Why else would people take writing so seriously?

Some think writing so powerful that their children will turn into sorcerers if they read Harry Potter books.  And so they burn them.

Yet, the first Harry Potter book, Harry Potter and the Sorcerer’s Stone, ranks fifth in the list of best-selling books of all time and has sold 120 million copies.

Others like the Florida Citizens Alliance are seeking to “burn” out of the curriculum nearly 100 books they consider pornographic.  Yet these texts include valued and often taught classics such as Kate Chopin’s The Awakening and Toni Morrison’s The Bluest Eye.

 

And then there’s the “cancel culture” that “burns” books on social media, something New York Times Opinion Columnist Jennifer Senior argues against in “Teen Fiction and the Perils of Cancel Culture”  She argues:

What happened to Jackson [Kosoko Jackson and his new book A Place for Wolves] is frightening. Purity tests are the tools of fanatics, and the quest for purity ultimately becomes indistinguishable from the quest for power. . . .

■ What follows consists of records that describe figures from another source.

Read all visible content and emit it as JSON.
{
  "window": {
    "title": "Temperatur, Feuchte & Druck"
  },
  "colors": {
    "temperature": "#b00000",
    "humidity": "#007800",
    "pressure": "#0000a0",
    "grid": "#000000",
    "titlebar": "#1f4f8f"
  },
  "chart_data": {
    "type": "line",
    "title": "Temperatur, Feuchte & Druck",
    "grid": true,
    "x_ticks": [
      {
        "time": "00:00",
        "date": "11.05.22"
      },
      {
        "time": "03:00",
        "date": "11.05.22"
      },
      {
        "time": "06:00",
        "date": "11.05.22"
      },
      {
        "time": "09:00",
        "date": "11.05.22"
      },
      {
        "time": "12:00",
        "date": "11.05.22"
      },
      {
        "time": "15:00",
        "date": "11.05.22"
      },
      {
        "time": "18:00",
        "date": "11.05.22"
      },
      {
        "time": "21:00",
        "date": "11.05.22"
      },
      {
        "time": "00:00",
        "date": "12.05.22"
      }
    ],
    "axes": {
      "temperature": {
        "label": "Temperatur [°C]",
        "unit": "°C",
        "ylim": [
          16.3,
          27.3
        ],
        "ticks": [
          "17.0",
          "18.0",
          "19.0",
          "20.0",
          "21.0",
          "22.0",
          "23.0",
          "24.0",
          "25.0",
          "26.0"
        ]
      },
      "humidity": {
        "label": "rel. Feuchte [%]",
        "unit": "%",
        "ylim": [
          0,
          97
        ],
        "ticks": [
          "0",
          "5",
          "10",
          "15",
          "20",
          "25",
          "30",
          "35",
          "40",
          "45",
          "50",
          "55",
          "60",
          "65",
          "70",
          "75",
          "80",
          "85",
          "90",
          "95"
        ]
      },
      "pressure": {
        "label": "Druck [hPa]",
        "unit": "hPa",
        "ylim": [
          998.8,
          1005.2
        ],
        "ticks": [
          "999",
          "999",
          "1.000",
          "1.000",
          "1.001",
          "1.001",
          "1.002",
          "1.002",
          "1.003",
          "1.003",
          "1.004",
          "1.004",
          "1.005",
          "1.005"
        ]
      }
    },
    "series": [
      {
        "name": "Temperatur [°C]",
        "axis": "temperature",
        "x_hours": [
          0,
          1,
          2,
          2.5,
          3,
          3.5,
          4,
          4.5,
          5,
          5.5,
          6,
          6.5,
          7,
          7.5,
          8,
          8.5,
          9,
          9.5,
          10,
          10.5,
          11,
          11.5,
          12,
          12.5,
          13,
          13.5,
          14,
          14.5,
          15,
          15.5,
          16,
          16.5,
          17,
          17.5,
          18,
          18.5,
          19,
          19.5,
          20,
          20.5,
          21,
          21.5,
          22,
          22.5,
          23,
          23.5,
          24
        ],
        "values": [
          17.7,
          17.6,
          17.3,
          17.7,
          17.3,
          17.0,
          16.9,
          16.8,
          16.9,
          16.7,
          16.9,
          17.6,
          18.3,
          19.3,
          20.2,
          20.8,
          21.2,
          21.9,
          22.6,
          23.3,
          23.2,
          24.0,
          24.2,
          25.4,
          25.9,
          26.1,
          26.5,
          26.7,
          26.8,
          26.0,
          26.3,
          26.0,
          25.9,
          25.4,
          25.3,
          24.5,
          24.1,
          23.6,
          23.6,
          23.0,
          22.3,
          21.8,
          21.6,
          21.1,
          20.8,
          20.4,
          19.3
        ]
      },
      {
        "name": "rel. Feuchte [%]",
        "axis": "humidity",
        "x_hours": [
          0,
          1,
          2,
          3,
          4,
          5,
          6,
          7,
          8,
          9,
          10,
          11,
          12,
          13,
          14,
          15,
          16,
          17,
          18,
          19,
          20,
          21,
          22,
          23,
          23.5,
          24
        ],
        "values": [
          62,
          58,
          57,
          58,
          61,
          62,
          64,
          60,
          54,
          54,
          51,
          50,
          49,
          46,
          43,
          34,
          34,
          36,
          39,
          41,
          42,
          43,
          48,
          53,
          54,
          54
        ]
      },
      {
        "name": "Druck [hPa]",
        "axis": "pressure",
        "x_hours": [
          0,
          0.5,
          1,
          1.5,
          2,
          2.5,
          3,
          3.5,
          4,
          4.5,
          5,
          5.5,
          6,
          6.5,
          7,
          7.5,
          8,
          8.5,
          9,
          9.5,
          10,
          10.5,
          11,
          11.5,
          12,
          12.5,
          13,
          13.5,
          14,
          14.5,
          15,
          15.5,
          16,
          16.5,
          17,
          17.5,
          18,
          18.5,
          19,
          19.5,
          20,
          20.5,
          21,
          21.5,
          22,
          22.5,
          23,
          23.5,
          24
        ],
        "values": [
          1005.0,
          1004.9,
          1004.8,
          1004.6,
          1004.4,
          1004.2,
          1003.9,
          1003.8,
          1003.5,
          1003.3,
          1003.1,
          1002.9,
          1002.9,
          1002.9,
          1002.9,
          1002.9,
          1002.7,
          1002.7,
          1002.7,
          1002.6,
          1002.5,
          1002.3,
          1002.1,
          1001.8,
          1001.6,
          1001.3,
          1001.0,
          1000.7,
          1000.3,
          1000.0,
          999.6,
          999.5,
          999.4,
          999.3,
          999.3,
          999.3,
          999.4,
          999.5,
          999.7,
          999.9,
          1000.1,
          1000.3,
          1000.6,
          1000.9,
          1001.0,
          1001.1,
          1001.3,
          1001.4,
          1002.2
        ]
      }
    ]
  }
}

Let’s stop to contemplate this for a moment. When Jackson was left to his own devices to create and dream—rather than to simply read books for possible cultural violations—his natural, irrepressible reflex was to write about something that went beyond his own experience. Because that’s what novelists do: conjure other worlds, imagine their way into other realities, guess at the texture of other people’s consciousness. It’s part of the pleasure of inventing stuff for a living.

So how do we deal with this if (more likely when) the burning starts in our neighborhood? We can remember the NCTE beliefs of the rights to read and to write—that no idea should be forbidden or censored just because of what it says. And, we can remember, too, the NCTE value of Expanding Opportunities: Academic Success for Culturally and Linguistically Diverse Students. We’re smart and able to heed the words of F. Scott Fitzgerald,

The test of a first-rate intelligence is the ability to hold two opposed ideas in mind at the same time and still retain the ability to function.